ABORT: Try restarting. If that doesn't work, ask for help.
Hi skoren,
This is from the stderr document. I tried to restart canu and have another job submitted. The stderr showed
-- ERROR Limited to at most 1000 GB memory via maxMemory option
-- ERROR Limited to at most 1 threads via maxThreads option
-- ERROR Found 1 machine configuration:
-- ERROR class0 - 1 machines with 1 cores with 1000 GB memory each.
-- ERROR Task hap can't run on any available machines.
-- ERROR It is requesting:
-- ERROR hapMemory=6-12 memory (gigabytes)
-- ERROR hapThreads=8-24 threads
-- ERROR No available machine configuration can run this task.
-- ERROR Possible solutions:
-- ERROR Increase maxMemory
-- ERROR Change hapMemory and/or hapThreads
Does it mean I should change some parameters of the script or need to require more resouce?
Thank you and best wishes
A subset of your jobs failed, what is the output in the failing files (correction/1-overlapper/*122*out
for example).
As for the second error, you restricted canu to one thread, I don't think that's what you want. The error is saying that for your size genome it wants at least 8 threads to run and I assume your 1tb node has more than 1 core that you're reserving.
Found perl:
Found java:
openjdk version "1.8.0_171"
Found canu:
Use of implicit split to @_ is deprecated at /storage/home/d/duz193/canu-1.8/Linux-amd64/bin/../lib/site_perl/canu/ line 73.
Canu 1.8
Running job 122 based on command line options.
Fetch blocks/000040.dat
Fetch blocks/000041.dat
Fetch blocks/000042.dat
Fetch blocks/000043.dat
Fetch blocks/000044.dat
Fetch blocks/000045.dat
Fetch blocks/000046.dat
Fetch blocks/000047.dat
Fetch blocks/000048.dat
Fetch blocks/000049.dat
Fetch blocks/000050.dat
Fetch blocks/000051.dat
Fetch blocks/000052.dat
Fetch blocks/000053.dat
Running block 000039 in query 000122
./ line 1001: 106046 Segmentation fault (core dumped) $bin/mhapConvert -S ../../antPacbio.seqStore -o ./results/$qry.mhap.ovb.WORKING ./results/$qry.mhap
Found perl:
Found java:
openjdk version "1.8.0_171"
Found canu:
Use of implicit split to @_ is deprecated at /storage/home/d/duz193/canu-1.8/Linux-amd64/bin/../lib/site_perl/canu/ line 73.
Canu 1.8
Running job 114 based on command line options.
Fetch blocks/000036.dat
Fetch blocks/000037.dat
Fetch blocks/000038.dat
Fetch blocks/000039.dat
Fetch blocks/000040.dat
Fetch blocks/000041.dat
Fetch blocks/000042.dat
Fetch blocks/000043.dat
Fetch blocks/000044.dat
Fetch blocks/000045.dat
Fetch blocks/000046.dat
Fetch blocks/000047.dat
Fetch blocks/000048.dat
Fetch blocks/000049.dat
Running block 000035 in query 000114
writeToFile()-- After writing 14964 out of 818379 'ovFile::writeBuffer::sb' objects (1 bytes each): Disk quota exceeded
Found perl:
Found java:
openjdk version "1.8.0_171"
Found canu:
Use of implicit split to @_ is deprecated at /storage/home/d/duz193/canu-1.8/Linux-amd64/bin/../lib/site_perl/canu/ line 73.
Canu 1.8
Running job 118 based on command line options.
Fetch blocks/000038.dat
Fetch blocks/000039.dat
Fetch blocks/000040.dat
Fetch blocks/000041.dat
Fetch blocks/000042.dat
Fetch blocks/000043.dat
Fetch blocks/000044.dat
Fetch blocks/000045.dat
Fetch blocks/000046.dat
Fetch blocks/000047.dat
Fetch blocks/000048.dat
Fetch blocks/000049.dat
Fetch blocks/000050.dat
Fetch blocks/000051.dat
Running block 000037 in query 000118
mhapConvert: mhap/mhapConvert.C:119: int main(int, char**): Assertion `W.toint32(6) <= W.toint32(7)' failed.
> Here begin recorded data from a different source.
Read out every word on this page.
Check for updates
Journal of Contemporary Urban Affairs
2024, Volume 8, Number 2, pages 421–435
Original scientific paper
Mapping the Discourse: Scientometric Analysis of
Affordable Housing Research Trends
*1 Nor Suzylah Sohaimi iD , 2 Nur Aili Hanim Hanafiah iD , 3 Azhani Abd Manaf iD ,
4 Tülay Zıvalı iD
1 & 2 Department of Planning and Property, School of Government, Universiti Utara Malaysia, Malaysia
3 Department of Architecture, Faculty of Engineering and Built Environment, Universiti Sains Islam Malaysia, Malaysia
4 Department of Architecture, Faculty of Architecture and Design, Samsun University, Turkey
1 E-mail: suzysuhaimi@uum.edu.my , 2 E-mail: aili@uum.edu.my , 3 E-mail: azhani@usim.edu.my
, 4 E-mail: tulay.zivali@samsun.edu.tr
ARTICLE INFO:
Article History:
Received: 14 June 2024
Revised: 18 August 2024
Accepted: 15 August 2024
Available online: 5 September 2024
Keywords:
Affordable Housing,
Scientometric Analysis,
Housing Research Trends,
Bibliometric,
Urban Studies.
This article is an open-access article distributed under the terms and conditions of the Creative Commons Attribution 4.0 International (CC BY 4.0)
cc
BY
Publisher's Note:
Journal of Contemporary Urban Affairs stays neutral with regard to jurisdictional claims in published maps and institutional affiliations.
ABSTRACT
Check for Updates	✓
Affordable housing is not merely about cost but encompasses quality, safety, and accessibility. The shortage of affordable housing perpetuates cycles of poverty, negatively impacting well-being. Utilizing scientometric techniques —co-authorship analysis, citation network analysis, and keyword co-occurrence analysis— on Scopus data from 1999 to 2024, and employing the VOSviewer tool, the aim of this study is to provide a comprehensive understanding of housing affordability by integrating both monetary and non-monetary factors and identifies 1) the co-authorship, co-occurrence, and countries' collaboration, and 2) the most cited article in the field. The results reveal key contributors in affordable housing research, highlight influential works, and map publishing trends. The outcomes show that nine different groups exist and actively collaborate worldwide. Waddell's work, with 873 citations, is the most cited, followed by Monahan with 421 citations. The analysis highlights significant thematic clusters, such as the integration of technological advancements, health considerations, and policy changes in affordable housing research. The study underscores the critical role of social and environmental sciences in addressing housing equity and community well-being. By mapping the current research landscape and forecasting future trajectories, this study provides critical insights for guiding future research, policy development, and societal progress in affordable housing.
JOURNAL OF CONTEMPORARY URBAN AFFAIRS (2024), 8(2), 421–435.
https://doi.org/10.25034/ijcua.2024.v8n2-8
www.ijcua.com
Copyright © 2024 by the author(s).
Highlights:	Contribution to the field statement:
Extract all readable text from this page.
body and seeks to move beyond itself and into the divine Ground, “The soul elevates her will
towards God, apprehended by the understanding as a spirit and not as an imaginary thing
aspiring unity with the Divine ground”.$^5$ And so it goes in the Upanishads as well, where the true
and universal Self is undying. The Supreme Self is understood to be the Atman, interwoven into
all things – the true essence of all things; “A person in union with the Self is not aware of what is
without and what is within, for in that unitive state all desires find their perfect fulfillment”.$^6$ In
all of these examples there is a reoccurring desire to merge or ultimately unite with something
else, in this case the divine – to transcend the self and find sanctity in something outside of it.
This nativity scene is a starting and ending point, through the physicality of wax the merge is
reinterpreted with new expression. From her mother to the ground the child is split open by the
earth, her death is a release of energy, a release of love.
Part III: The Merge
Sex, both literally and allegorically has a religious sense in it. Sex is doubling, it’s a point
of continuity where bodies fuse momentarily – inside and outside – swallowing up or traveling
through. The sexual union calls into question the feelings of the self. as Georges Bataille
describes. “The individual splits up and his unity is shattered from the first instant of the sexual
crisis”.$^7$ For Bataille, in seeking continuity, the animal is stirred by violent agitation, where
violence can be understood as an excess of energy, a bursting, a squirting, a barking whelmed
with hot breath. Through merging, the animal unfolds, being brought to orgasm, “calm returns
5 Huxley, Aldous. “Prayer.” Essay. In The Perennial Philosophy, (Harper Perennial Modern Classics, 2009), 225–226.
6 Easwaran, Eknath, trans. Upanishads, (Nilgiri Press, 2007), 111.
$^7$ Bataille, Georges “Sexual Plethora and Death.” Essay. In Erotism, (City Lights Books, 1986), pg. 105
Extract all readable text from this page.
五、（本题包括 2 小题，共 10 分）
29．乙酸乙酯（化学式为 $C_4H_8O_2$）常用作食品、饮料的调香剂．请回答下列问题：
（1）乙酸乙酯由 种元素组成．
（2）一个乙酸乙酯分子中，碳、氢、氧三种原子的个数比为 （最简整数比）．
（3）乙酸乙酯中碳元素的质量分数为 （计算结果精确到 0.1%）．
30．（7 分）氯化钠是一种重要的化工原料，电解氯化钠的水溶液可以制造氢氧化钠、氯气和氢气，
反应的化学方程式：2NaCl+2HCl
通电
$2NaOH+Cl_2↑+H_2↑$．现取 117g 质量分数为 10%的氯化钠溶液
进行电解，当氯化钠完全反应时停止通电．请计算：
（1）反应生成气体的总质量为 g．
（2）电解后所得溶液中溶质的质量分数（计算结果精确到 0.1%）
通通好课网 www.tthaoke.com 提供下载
./ line 1001: 105971 Aborted (core dumped) $bin/mhapConvert -S ../../antPacbio.seqStore -o ./results/$qry.mhap.ovb.WORKING ./results/$qry.mhap
I still got over 20 GB in the disk, btw.
It looks like you're out of space and as a result have partial/corrupted output. Even if you say you have 20gb of disk available, the quota error indicates you probably reached that limit or another limit during the run. At least one job complains about writing output exceeding quota. The other errors are likely due to a truncated output file which was caused by the out-of-space issues.
Remove any files named correction/1-overlapper/results/*WORKING*
and correction/1-overlapper/results/*mhap*
, get your quota increased, and try again.
Hi skoren,
I fixed the previous problem now. But new issues comes.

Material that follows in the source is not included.